A total of nine people have been named in Pansare’s murder so far, including Sarang Akolkar and Vinay Pawar, two absconding activists of the Sanatan Sanstha, who the agencies earlier alleged to have carried out the actual shooting of Pansare.

In June 2017, a Kolhapur court, after three rejections, had finally granted conditional bail to Sanatan Sanstha activist Sameer Gaikwad, who was picked up from Sangli district in western Maharashtra in September 2015 — the first arrest in the Pansare case.

In January last year, the Kolhapur sessions court had granted conditional bail to radical Hindutva activist and ENT specialist Virendra Tawde — named as the ‘mastermind’ in Dabholkar’s murder — in connection with his suspected role in the killing of the veteran Communist leader.

According to probe agencies, Tawde is a crucial link to the murders of both Pansare and Dabholkar.
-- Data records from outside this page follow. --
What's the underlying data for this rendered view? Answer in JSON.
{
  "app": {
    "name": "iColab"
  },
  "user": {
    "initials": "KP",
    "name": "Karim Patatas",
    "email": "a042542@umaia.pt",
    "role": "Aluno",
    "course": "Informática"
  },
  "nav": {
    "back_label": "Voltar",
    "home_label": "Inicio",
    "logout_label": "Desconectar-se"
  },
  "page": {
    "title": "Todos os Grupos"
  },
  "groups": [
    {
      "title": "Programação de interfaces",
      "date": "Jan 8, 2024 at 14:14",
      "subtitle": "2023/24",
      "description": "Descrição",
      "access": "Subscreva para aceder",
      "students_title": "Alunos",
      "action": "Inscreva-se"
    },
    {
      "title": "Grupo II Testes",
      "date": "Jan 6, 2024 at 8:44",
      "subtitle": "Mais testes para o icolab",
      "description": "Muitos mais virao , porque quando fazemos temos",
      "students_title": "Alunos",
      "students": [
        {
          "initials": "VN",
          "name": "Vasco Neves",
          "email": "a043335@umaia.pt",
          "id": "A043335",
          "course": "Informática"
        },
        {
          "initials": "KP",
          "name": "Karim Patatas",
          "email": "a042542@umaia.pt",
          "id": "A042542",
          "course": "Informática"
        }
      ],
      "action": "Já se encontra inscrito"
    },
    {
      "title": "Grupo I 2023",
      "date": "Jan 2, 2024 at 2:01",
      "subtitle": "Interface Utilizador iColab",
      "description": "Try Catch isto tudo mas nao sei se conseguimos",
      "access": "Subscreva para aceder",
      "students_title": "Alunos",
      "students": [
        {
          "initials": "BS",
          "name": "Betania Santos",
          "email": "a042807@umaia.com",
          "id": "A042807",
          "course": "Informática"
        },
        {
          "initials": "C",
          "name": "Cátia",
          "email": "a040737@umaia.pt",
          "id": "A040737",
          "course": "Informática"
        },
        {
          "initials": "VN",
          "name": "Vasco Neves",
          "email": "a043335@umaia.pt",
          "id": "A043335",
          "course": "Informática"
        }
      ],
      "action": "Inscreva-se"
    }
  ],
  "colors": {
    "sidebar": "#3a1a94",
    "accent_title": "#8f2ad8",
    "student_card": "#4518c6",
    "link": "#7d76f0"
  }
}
The SIT’s supplementary charge sheet even names Tawde as the ‘mastermind’ in the Pansare murder, suspecting him of conducting the reconnaissance before the murder.

Then in November last year, Amol Kale, a key accused in the murder of Lankesh, was arrested by the SIT in connection with the murder of Pansare. Amit Degwekar, another co-accused in the Lankesh case, also was arrested by the SIT probing the Pansare murder.

Motorcycle-borne assailants had killed Dabholkar on August 20, 2013, with a 7.65-mm country-made pistol when he was taking his morning stroll on the Omkareshwar Bridge in Pune. Pansare and his wife were similarly shot at close range from two 7.65-mm country-made weapons. The same modus operandi was used in the murder of scholar-rationalist M.M. Kalburgi, who was chillingly murdered by two unidentified assailants outside his home in Dharwad in Karnataka.